Para Ospina, la literatura es una lámpara maravillosa que, con tan solo frotarla, pone frente a nosotros el mayor tesoro del conocimiento. El afán de saber, la picardía y la curiosidad. Por eso, precisamente, la cuestión de la educación adquiere un cariz tan dramático en la actualidad. ¿Fomentan los programas educativos esos valores culturales? ¿Es cada vez más difícil acceder al reino que cultivan los libros? Para el escritor colombiano, la sensación es que la educación ha triunfado a la hora de promover un modelo más pragmático, eminentemente práctico, que garantice el combustible para el funcionamiento de las sociedades contemporáneas. Pero ese modelo, demasiado preocupado por el rendimiento económico, no puede sostener las necesidades intelectuales; la creación, la curiosidad, el amor por las letras. De ahí, pues, que en su reflexión eche en falta todo aquello que contribuyó a forjar su educación sentimental. Esa aventura libresca, ese espíritu constantemente maravillado por lo que del mundo podían decir un Cervantes o un Joyce.
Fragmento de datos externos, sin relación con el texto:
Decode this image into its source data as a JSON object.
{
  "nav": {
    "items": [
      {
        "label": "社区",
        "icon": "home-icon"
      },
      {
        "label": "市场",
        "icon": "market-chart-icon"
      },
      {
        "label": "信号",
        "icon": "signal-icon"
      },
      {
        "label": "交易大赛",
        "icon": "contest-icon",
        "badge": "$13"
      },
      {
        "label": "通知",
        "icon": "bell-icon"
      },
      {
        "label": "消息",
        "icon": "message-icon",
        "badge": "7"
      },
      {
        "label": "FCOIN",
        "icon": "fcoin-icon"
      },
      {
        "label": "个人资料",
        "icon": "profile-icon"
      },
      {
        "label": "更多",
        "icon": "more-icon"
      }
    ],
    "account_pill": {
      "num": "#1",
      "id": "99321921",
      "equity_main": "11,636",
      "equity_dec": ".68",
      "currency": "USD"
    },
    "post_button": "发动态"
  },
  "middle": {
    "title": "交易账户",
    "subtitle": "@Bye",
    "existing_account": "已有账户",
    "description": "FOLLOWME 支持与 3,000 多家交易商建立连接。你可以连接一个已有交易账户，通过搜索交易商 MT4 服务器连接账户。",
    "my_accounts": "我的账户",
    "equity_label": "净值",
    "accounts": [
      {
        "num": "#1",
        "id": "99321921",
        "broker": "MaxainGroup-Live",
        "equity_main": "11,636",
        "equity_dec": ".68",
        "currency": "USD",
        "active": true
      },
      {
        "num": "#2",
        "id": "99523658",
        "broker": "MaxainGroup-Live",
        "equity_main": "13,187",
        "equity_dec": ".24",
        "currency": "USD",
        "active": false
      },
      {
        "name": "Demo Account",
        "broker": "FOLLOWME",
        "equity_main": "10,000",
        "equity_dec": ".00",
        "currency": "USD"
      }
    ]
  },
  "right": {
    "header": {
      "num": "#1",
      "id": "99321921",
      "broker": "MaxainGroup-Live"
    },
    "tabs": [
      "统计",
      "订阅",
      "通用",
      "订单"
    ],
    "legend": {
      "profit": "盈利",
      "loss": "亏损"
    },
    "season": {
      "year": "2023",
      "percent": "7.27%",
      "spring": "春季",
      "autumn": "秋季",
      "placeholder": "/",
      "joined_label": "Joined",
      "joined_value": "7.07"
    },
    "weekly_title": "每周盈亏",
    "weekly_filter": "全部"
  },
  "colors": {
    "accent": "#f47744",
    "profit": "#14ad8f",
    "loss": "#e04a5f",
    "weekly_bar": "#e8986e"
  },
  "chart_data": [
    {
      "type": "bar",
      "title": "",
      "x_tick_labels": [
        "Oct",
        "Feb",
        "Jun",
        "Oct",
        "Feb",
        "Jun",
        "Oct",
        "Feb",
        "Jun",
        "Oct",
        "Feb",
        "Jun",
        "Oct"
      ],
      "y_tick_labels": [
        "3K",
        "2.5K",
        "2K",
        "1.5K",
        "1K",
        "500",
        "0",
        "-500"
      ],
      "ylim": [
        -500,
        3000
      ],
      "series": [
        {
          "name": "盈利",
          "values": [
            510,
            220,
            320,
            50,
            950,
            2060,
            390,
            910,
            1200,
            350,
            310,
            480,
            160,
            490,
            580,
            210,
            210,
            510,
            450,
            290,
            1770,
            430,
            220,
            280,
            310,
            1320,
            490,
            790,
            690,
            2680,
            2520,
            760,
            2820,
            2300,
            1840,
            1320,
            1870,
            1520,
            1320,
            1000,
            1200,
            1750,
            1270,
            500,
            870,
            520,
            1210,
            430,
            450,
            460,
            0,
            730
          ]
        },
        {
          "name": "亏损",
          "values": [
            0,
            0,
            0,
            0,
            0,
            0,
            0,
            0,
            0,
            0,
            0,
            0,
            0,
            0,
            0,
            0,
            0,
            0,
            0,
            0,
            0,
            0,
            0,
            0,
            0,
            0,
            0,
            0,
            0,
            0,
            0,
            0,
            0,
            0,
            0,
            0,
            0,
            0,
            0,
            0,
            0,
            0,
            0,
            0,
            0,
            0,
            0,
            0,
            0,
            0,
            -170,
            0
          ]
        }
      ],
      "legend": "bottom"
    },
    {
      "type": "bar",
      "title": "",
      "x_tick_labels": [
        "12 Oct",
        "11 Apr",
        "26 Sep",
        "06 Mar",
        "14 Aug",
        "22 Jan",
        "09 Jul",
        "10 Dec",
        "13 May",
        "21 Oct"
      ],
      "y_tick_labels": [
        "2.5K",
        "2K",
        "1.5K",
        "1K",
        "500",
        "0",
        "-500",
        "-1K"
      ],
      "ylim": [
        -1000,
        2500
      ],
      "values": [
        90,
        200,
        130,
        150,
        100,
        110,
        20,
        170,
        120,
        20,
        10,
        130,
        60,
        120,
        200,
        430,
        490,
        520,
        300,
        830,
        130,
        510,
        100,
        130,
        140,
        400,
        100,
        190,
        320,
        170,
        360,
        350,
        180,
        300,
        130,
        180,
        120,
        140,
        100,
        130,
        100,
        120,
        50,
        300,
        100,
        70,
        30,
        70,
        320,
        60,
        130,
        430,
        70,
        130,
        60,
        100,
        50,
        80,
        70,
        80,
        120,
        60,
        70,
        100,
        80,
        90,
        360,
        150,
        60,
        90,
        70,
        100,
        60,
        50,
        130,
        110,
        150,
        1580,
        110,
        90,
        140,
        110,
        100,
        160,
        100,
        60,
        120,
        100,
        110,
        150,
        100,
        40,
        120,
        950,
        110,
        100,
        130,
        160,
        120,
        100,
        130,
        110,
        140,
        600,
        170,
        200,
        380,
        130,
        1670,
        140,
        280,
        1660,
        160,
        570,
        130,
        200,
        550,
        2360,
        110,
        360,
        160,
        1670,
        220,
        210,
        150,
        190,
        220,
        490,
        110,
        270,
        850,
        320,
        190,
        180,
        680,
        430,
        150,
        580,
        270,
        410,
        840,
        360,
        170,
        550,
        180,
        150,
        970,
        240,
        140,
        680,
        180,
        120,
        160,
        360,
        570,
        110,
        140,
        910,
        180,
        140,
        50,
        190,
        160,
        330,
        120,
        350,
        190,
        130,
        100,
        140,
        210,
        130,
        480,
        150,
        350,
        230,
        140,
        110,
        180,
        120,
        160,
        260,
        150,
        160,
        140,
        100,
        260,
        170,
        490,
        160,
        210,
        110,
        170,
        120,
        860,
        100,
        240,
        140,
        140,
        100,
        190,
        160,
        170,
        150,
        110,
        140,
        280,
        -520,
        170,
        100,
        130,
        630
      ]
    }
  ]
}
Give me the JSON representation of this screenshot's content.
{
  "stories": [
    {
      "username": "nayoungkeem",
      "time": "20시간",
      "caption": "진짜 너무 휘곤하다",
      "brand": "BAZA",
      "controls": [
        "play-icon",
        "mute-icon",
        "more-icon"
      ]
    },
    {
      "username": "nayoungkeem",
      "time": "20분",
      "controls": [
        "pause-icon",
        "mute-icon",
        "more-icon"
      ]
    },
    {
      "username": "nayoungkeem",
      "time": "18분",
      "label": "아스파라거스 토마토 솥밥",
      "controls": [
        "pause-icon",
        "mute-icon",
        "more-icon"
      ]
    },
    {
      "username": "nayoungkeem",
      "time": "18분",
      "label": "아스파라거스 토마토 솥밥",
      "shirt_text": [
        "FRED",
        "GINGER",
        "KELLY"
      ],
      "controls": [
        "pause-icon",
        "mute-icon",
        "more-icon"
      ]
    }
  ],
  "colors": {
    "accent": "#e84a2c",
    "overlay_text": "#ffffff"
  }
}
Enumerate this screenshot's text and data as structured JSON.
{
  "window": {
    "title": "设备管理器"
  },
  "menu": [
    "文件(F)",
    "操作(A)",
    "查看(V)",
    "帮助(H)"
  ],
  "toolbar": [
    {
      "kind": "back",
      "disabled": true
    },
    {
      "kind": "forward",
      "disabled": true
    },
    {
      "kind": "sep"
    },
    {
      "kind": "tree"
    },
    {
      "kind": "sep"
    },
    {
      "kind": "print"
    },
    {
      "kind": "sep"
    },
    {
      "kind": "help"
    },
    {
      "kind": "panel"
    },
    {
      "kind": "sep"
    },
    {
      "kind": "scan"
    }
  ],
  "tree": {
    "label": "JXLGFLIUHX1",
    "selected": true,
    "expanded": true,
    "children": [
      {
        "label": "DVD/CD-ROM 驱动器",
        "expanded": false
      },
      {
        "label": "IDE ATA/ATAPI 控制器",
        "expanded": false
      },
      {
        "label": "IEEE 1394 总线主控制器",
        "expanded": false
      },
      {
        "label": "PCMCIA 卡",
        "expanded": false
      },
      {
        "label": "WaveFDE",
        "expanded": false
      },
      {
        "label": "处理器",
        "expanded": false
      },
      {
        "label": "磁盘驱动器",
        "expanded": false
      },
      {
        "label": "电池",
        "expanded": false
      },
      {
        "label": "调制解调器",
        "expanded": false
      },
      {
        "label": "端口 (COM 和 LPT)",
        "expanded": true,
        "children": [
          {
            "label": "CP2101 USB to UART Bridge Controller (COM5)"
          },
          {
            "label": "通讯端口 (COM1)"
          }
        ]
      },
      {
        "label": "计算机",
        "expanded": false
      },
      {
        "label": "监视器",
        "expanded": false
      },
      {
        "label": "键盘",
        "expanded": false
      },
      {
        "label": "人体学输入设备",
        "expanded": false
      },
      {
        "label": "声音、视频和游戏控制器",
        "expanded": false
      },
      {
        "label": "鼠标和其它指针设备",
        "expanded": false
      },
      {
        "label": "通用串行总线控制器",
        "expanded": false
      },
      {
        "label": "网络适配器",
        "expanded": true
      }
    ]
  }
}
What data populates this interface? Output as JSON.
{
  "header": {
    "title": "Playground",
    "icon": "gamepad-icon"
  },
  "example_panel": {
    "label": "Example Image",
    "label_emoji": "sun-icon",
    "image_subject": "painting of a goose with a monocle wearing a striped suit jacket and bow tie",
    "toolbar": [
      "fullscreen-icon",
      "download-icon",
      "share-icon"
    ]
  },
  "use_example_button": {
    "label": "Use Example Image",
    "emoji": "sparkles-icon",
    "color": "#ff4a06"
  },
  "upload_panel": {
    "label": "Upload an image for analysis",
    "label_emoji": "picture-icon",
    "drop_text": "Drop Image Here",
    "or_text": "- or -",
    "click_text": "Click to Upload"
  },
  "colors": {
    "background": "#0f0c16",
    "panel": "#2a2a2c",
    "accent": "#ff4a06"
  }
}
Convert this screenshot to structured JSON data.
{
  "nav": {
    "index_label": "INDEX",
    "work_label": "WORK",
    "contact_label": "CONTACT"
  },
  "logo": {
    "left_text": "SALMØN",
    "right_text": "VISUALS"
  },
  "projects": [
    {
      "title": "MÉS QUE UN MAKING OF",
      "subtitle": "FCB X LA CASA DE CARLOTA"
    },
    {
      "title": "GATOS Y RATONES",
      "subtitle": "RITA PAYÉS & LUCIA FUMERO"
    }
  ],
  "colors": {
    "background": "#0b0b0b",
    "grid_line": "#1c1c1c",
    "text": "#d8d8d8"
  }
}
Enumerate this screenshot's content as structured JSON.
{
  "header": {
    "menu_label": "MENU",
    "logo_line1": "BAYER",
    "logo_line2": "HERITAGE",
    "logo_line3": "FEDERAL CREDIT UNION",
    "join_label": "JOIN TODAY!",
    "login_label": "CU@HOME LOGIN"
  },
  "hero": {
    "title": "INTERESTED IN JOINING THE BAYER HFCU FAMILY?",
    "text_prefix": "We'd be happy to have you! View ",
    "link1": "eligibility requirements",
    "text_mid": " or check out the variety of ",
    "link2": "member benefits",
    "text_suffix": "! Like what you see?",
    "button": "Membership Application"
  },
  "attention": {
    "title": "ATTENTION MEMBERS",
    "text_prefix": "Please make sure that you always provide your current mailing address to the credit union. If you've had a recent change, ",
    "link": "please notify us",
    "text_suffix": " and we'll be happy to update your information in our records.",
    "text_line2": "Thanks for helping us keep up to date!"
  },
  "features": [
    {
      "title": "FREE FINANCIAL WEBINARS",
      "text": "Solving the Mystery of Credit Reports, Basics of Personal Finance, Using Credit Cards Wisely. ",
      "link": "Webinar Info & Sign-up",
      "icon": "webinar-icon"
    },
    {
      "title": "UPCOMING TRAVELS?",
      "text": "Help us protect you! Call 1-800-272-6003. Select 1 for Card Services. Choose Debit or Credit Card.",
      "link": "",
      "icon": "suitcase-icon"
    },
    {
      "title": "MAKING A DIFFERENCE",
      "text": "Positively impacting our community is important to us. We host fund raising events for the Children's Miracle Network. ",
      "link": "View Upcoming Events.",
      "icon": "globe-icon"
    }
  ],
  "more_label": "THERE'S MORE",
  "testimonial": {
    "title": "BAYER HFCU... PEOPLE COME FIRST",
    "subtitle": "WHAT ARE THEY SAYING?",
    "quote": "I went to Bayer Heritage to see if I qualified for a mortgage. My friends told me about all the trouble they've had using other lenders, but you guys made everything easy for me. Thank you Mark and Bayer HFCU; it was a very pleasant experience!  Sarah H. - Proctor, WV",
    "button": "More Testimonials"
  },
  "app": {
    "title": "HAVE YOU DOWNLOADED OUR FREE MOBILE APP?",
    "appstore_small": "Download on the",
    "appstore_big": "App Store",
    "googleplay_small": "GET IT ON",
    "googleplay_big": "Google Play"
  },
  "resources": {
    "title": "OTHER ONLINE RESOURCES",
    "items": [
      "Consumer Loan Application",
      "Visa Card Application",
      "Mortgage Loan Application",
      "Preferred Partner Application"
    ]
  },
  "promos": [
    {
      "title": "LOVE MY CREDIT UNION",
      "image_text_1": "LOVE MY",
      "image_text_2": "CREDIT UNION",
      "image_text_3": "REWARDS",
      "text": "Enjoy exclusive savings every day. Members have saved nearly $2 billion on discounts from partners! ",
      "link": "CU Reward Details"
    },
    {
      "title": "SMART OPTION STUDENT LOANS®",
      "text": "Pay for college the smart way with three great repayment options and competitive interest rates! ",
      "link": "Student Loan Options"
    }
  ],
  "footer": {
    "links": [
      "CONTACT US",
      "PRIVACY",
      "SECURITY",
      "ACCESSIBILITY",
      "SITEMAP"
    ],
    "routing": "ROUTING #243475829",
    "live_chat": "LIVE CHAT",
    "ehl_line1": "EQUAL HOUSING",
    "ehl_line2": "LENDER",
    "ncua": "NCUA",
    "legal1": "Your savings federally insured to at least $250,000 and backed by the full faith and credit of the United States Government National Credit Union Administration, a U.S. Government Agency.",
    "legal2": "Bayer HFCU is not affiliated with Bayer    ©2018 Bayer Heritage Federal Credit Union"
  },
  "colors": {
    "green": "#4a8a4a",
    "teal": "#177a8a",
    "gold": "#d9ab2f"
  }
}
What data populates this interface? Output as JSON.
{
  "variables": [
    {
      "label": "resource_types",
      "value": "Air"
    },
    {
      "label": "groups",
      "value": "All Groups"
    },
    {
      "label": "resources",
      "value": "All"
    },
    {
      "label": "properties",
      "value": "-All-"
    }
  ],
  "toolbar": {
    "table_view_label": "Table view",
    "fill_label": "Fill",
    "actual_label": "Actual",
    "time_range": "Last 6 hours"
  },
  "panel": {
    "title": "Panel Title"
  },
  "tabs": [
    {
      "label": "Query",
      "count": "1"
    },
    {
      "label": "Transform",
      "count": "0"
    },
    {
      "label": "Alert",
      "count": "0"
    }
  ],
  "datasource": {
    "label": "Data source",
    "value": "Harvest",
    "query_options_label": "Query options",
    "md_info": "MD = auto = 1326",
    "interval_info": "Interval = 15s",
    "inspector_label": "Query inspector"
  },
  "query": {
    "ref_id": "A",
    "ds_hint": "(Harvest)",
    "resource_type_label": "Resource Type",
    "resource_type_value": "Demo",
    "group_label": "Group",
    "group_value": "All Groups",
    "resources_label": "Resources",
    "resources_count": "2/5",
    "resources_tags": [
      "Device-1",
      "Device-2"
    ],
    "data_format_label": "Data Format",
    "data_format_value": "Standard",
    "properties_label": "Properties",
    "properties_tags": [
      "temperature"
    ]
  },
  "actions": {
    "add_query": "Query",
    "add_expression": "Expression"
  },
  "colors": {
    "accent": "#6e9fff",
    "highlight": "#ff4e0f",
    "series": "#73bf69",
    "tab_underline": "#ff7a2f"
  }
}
La modernidad, quizá el proyecto cultural más importante forjado por el hombre, entronizó la Razón y abonó el terreno para situar a la condición humana como medida de todas las cosas. De aquellos sueños ilustrados, por cierto, sucedieron las páginas más oscuras del Siglo XX. A Ospina, no obstante, no le interesa tanto señalar los vicios adquiridos como revalorizar esa clase de talento que nutre a los creadores. Así, en uno de los ensayos más bellos del libro, El cuerpo y la creación artística, pone de relieve aquellos saberes que no se transmiten por el conocimiento reglado, que no son hijos de la Razón, sino que se potencian a través de la expresión artística; que se modelan con esa actitud. Para ello trae a colación la caligrafía china como un ejercicio en el que la delicadeza del signo sobre el papel se ve acompañada por la danza del cuerpo durante la escritura, como una reivindicación del rol activo de este último en la creación del Arte. O lo que es lo mismo: como una manera de observar que, pese a la predisposición de los programas de estudio, la verdadera enseñanza se produce cuando sabemos reconocer la singularidad de cada persona, eso que la hace tan especial, en vez de uniformizar una educación que no puede plantearse en términos tan globales.
Habilidad y dedicación, la correspondencia entre ambos conceptos define el discurrir de la educación que propone William Ospina. Una canalización del talento, una potenciación del saber, un cuidado y una delicadeza a la hora de intuir la sensibilidad individual. Ese es el auténtico programa, el que nutrió a los jóvenes Mozart y Rimbaud, el que no se mira en el espejo del rédito económico sino en el ímpetu creativo que resiste a las embestidas del tiempo. Que no se olvida. Y es que, por momentos, La lámpara maravillosa parece el diario íntimo de su autor, recuento poético de las enseñanzas que forjaron su carácter literario. Si los peripatéticos enseñaron a filosofar en el paseo, Ospina nos enseña a escribir con el corazón. Desde esa región, fundamentalmente sentimental, que respira con las palabras de Kafka, el lenguaje de Joyce, los versos de Baudelaire o las epopeyas de Homero. Frotar la lámpara maravillosa es como sacar un billete al lugar de las letras. Basta abrir cualquiera de sus páginas para volver a recordar para qué sirve escribir, cómo se rellena esa otra mitad del mundo que se complementa con nuestras vivencias.